The new executive order faces constitutional challenges
NEARLY a month after promising the Ninth Circuit Court of Appeals in a tweet he would “SEE YOU IN COURT”, Donald Trump has staged a lawyerly retreat from his addled executive order of January 27th. On March 6th the president revealed a fresh attempt to “protect the nation from foreign terrorist entry”. The new order retains the original order’s core—limiting access to America’s shores for people from several Muslim-majority countries, and putting the refugee programme on hold—but has been softened in four key ways.
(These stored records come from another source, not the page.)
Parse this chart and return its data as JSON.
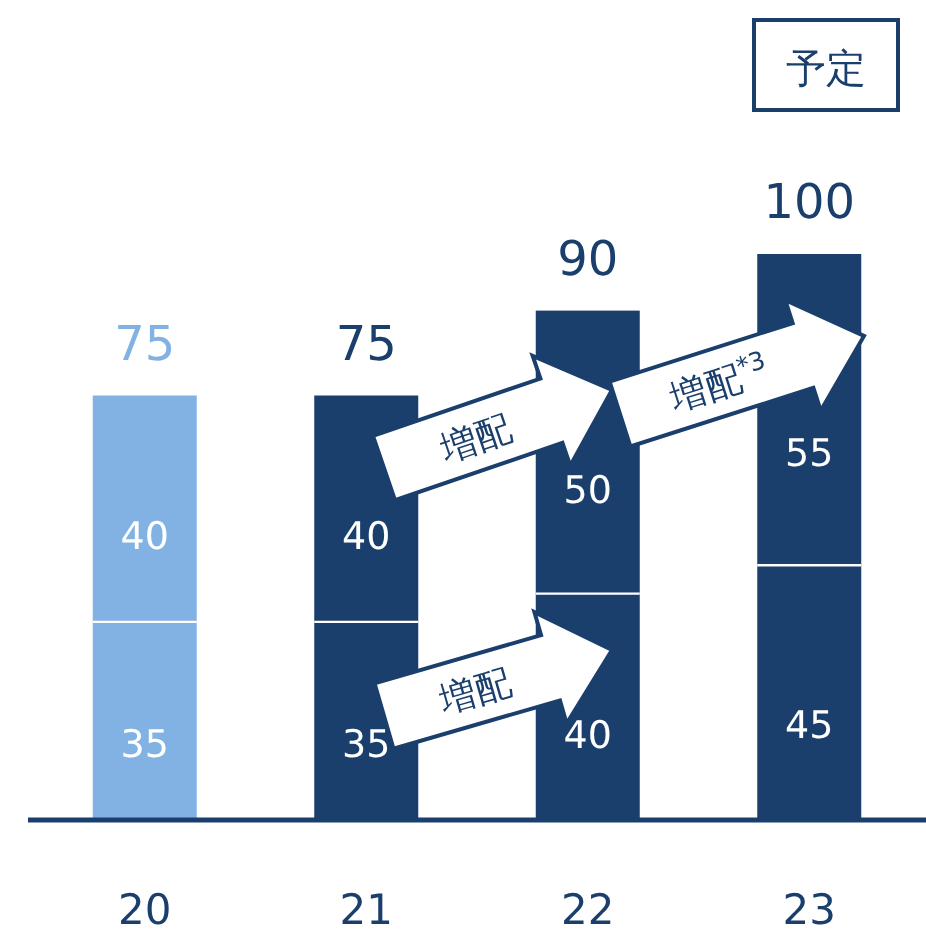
{
  "chart_data": {
    "type": "bar",
    "stacked": true,
    "data_labels": true,
    "categories": [
      "20",
      "21",
      "22",
      "23"
    ],
    "series": [
      {
        "colors": [
          "#82b1e4",
          "#1b3f6c",
          "#1b3f6c",
          "#1b3f6c"
        ],
        "values": [
          35,
          35,
          40,
          45
        ]
      },
      {
        "colors": [
          "#82b1e4",
          "#1b3f6c",
          "#1b3f6c",
          "#1b3f6c"
        ],
        "values": [
          40,
          40,
          50,
          55
        ]
      }
    ],
    "totals": [
      "75",
      "75",
      "90",
      "100"
    ],
    "annotations": [
      "予定",
      "増配",
      "増配",
      "増配$^{*3}$"
    ]
  }
}
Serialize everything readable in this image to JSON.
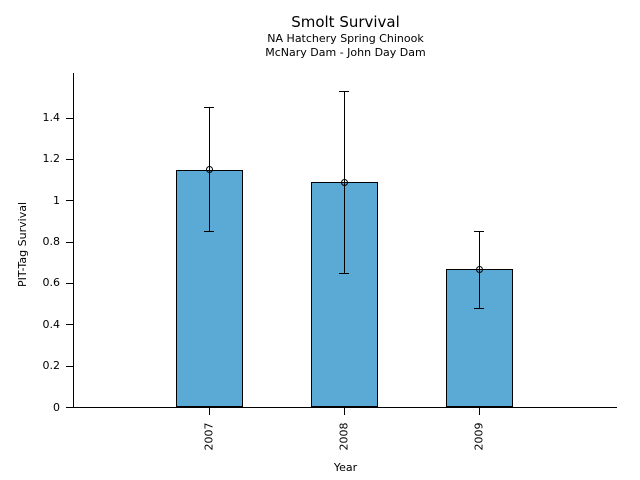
{
  "chart_data": {
    "type": "bar",
    "title": "Smolt Survival",
    "subtitle1": "NA Hatchery Spring Chinook",
    "subtitle2": "McNary Dam - John Day Dam",
    "xlabel": "Year",
    "ylabel": "PIT-Tag Survival",
    "categories": [
      "2007",
      "2008",
      "2009"
    ],
    "values": [
      1.15,
      1.09,
      0.67
    ],
    "error_low": [
      0.85,
      0.65,
      0.48
    ],
    "error_high": [
      1.45,
      1.53,
      0.85
    ],
    "yticks": [
      0,
      0.2,
      0.4,
      0.6,
      0.8,
      1,
      1.2,
      1.4
    ],
    "ytick_labels": [
      "0",
      "0.2",
      "0.4",
      "0.6",
      "0.8",
      "1",
      "1.2",
      "1.4"
    ],
    "ylim": [
      0,
      1.62
    ],
    "grid": false,
    "legend": null,
    "marker": "open-circle",
    "bar_color": "#5AAAD5",
    "bar_edge_color": "#000000",
    "axis_color": "#000000",
    "text_color": "#000000"
  }
}
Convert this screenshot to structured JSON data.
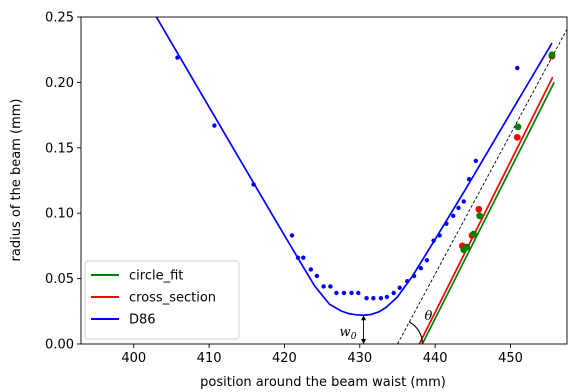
{
  "chart_data": {
    "type": "scatter",
    "xlabel": "position around the beam waist (mm)",
    "ylabel": "radius of the beam (mm)",
    "xlim": [
      393,
      457.5
    ],
    "ylim": [
      0,
      0.25
    ],
    "xticks": [
      400,
      410,
      420,
      430,
      440,
      450
    ],
    "yticks": [
      0.0,
      0.05,
      0.1,
      0.15,
      0.2,
      0.25
    ],
    "xtick_labels": [
      "400",
      "410",
      "420",
      "430",
      "440",
      "450"
    ],
    "ytick_labels": [
      "0.00",
      "0.05",
      "0.10",
      "0.15",
      "0.20",
      "0.25"
    ],
    "grid": false,
    "legend_position": "lower-left",
    "colors": {
      "circle_fit": "#008000",
      "cross_section": "#ff0000",
      "D86": "#0000ff",
      "asymptote": "#000000"
    },
    "series": [
      {
        "name": "circle_fit",
        "color": "#008000",
        "points": [
          [
            443.8,
            0.072
          ],
          [
            444.2,
            0.074
          ],
          [
            445.1,
            0.084
          ],
          [
            445.9,
            0.098
          ],
          [
            451.0,
            0.166
          ],
          [
            455.5,
            0.221
          ]
        ],
        "fit": [
          [
            438.3,
            0.0
          ],
          [
            455.8,
            0.2
          ]
        ]
      },
      {
        "name": "cross_section",
        "color": "#ff0000",
        "points": [
          [
            443.6,
            0.075
          ],
          [
            444.9,
            0.083
          ],
          [
            445.8,
            0.103
          ],
          [
            450.9,
            0.158
          ],
          [
            455.5,
            0.22
          ]
        ],
        "fit": [
          [
            437.9,
            0.0
          ],
          [
            455.6,
            0.204
          ]
        ]
      },
      {
        "name": "D86",
        "color": "#0000ff",
        "points": [
          [
            405.8,
            0.219
          ],
          [
            410.7,
            0.167
          ],
          [
            415.9,
            0.122
          ],
          [
            421.0,
            0.083
          ],
          [
            421.8,
            0.066
          ],
          [
            422.5,
            0.066
          ],
          [
            423.5,
            0.057
          ],
          [
            424.3,
            0.052
          ],
          [
            425.2,
            0.044
          ],
          [
            426.1,
            0.044
          ],
          [
            426.9,
            0.039
          ],
          [
            427.9,
            0.039
          ],
          [
            428.9,
            0.039
          ],
          [
            429.8,
            0.039
          ],
          [
            430.9,
            0.035
          ],
          [
            431.8,
            0.035
          ],
          [
            432.8,
            0.035
          ],
          [
            433.6,
            0.036
          ],
          [
            434.5,
            0.039
          ],
          [
            435.3,
            0.043
          ],
          [
            436.3,
            0.048
          ],
          [
            437.2,
            0.052
          ],
          [
            438.1,
            0.058
          ],
          [
            438.9,
            0.064
          ],
          [
            439.8,
            0.079
          ],
          [
            440.6,
            0.083
          ],
          [
            441.5,
            0.092
          ],
          [
            442.4,
            0.098
          ],
          [
            443.1,
            0.104
          ],
          [
            443.8,
            0.109
          ],
          [
            444.5,
            0.126
          ],
          [
            445.4,
            0.14
          ],
          [
            450.9,
            0.211
          ],
          [
            455.5,
            0.222
          ]
        ],
        "fit": [
          [
            403.0,
            0.25
          ],
          [
            406.0,
            0.2205
          ],
          [
            409.0,
            0.191
          ],
          [
            412.0,
            0.1615
          ],
          [
            415.0,
            0.132
          ],
          [
            418.0,
            0.1026
          ],
          [
            421.0,
            0.0733
          ],
          [
            424.0,
            0.0444
          ],
          [
            426.0,
            0.0303
          ],
          [
            427.5,
            0.0253
          ],
          [
            428.5,
            0.0233
          ],
          [
            429.5,
            0.0223
          ],
          [
            430.5,
            0.022
          ],
          [
            431.5,
            0.0226
          ],
          [
            432.5,
            0.0245
          ],
          [
            433.5,
            0.028
          ],
          [
            435.0,
            0.036
          ],
          [
            437.0,
            0.052
          ],
          [
            440.0,
            0.08
          ],
          [
            444.0,
            0.118
          ],
          [
            448.0,
            0.157
          ],
          [
            452.0,
            0.196
          ],
          [
            455.5,
            0.23
          ]
        ]
      }
    ],
    "asymptote": [
      [
        435.0,
        0.0
      ],
      [
        458.0,
        0.246
      ]
    ],
    "annotations": [
      {
        "text": "w",
        "sub": "0",
        "x": 430.5,
        "y": 0.022
      },
      {
        "text": "θ",
        "x": 437.0,
        "y": 0.0
      }
    ]
  }
}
First, the order exempts America’s lawful permanent residents—“green card” holders—from any travel restrictions. (The original order barred permanent residents visiting any of the banned countries from returning to the United States.) Second, whereas the first travel ban was implemented at the stroke of the presidential pen—causing chaos and confusion for people on flights to America when Mr Trump signed the order—the revision will not take effect until March 16th. Third, the revised order applies only to future visa applications, not to people already holding valid visas—or who manage to secure one in the next nine days. Fourth, the list of seven banned countries has been whittled down to six: Iran, Libya, Somalia, Sudan, Syria and Yemen. Iraq has been struck from the list in response to arguments from the State Department and the Pentagon that many Iraqis are active participants in the war on the Islamic State. “[T]hose Iraqi government forces that have fought to regain more than half of the territory previously dominated by ISIS”, the order says, “have shown steadfast determination and earned enduring respect as they battle an armed group that is the common enemy of Iraq and the United States”. This alliance, together with Iraq’s enhanced vetting procedures in recent weeks, “justif[ies] different treatment for Iraq”.